18.29 (Ch. 1/2 + 18.) Let $P(n)$ be the predicate "$a_n = 2^n - 1$" for the Hanoi sequence. Using quantifier notation from Chapters 1–2, write the full statement we ultimately prove, including the domain of $n$. Then write the recurrence-plus-initial-condition specification of the same sequence as a conjunction of two statements (one universally quantified, one a single equation), and explain why both halves are needed to determine the sequence (§18.1).

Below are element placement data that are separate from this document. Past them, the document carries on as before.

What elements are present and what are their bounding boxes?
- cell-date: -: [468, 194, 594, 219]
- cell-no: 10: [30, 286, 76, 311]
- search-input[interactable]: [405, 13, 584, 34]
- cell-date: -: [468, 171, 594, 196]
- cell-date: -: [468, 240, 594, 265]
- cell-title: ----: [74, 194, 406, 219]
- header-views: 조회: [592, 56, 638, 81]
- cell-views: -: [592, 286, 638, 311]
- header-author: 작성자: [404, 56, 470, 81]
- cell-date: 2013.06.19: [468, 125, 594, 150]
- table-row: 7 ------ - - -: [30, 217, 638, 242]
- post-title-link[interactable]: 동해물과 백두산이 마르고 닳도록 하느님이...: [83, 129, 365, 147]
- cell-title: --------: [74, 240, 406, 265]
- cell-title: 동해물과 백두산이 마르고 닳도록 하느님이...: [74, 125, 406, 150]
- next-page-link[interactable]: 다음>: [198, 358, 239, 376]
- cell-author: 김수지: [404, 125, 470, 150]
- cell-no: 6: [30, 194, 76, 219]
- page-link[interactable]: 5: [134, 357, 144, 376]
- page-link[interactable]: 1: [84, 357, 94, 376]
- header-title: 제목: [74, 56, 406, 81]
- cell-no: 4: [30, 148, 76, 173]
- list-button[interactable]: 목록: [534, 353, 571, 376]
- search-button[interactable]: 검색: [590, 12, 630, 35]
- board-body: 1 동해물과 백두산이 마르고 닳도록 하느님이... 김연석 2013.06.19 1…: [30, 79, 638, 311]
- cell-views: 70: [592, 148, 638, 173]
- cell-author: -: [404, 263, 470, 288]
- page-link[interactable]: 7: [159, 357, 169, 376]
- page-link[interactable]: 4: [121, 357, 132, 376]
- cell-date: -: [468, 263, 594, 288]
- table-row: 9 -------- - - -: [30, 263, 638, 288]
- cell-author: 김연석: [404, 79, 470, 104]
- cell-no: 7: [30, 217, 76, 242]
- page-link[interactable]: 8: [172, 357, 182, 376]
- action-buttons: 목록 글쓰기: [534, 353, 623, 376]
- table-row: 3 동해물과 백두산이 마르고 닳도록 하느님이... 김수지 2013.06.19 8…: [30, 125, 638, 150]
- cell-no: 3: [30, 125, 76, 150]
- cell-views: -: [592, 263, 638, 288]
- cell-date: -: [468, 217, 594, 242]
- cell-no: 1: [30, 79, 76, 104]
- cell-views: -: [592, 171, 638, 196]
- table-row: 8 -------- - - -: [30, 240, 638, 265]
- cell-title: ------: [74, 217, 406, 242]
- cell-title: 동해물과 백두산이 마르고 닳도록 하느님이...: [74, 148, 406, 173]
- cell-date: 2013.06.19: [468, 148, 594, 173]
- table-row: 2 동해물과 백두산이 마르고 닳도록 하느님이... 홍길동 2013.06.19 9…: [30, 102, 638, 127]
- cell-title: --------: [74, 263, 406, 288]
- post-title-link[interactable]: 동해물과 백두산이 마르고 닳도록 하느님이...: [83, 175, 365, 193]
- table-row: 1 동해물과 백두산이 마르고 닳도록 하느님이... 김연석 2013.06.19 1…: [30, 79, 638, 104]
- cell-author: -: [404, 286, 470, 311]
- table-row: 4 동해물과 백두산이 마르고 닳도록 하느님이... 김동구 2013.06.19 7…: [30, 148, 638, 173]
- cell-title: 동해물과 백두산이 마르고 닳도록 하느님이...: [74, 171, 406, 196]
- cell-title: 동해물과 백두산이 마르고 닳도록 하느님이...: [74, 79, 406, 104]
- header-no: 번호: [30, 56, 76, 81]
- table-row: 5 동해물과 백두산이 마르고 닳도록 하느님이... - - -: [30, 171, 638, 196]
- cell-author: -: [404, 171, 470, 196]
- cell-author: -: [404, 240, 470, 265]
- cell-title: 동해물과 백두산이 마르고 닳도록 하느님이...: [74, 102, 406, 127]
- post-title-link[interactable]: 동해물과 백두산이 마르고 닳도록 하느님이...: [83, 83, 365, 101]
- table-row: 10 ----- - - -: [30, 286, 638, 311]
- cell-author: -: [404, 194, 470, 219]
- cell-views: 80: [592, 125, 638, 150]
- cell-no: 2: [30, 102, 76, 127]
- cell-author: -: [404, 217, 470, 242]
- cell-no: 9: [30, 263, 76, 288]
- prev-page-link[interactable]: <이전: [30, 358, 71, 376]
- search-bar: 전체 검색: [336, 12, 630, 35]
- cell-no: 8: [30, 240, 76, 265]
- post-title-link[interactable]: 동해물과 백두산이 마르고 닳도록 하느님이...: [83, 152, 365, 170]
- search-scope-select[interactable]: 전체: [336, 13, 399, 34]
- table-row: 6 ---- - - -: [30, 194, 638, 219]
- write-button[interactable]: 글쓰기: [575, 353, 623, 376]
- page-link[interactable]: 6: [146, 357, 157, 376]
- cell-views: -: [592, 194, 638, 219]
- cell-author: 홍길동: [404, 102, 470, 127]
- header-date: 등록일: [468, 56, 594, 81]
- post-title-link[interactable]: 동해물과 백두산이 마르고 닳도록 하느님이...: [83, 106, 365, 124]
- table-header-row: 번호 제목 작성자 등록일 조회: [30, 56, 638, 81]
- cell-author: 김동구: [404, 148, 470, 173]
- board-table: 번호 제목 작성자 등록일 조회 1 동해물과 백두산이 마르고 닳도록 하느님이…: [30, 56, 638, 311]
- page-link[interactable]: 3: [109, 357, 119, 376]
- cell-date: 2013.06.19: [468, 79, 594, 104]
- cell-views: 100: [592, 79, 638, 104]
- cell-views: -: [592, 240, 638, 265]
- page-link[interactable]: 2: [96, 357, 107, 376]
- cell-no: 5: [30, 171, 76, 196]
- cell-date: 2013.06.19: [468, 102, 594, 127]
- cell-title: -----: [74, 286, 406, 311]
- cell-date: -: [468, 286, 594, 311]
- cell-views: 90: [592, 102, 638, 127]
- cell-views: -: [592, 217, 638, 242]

18.30 (Deep Dive.) Prove the uniqueness half of the distinct-roots theorem (§18.4): given a second-order linear homogeneous recurrence with distinct characteristic roots $r_1 \ne r_2$, show that for any prescribed $a_0$ and $a_1$ there is exactly one choice of constants $\alpha, \beta$ with $a_n = \alpha r_1^n + \beta r_2^n$. (Set up the $2 \times 2$ linear system in $\alpha, \beta$ and show its determinant is $r_2 - r_1 \ne 0$, so the solution is unique.)
18.31 (Deep Dive.) Building on the superposition property (18.9) and the matching argument (18.30), assemble the full statement that "$\alpha r_1^n + \beta r_2^n$ describes every solution of the distinct-root second-order recurrence." Outline the two parts: (i) every such combination is a solution; (ii) every solution is such a combination — using uniqueness of a sequence given its first two terms (§18.1) to argue (ii). This is the claim the chapter's Deep Dive learning path asked you to nail down.
18.32 (Deep Dive — repeated roots.) Generalize 18.11: prove that whenever $r_0$ is a double root of $r^2 - c_1 r - c_2 = 0$, the sequence $n r_0^n$ satisfies $a_n = c_1 a_{n-1} + c_2 a_{n-2}$. Use the two facts a double root gives you — $r_0^2 = c_1 r_0 + c_2$ and $2r_0 = c_1$ — exactly as in the §18.4 proof, but keep $c_1, c_2$ symbolic.
Solutions to † and odd-numbered exercises: see appendices/answers-to-selected.md. For each "solve a
recurrence," the rubric rewards: the correct classification, a correct characteristic equation, roots
with their multiplicities, the right form of the general solution, constants fit from the stated
initial conditions, and an independent check against one more term.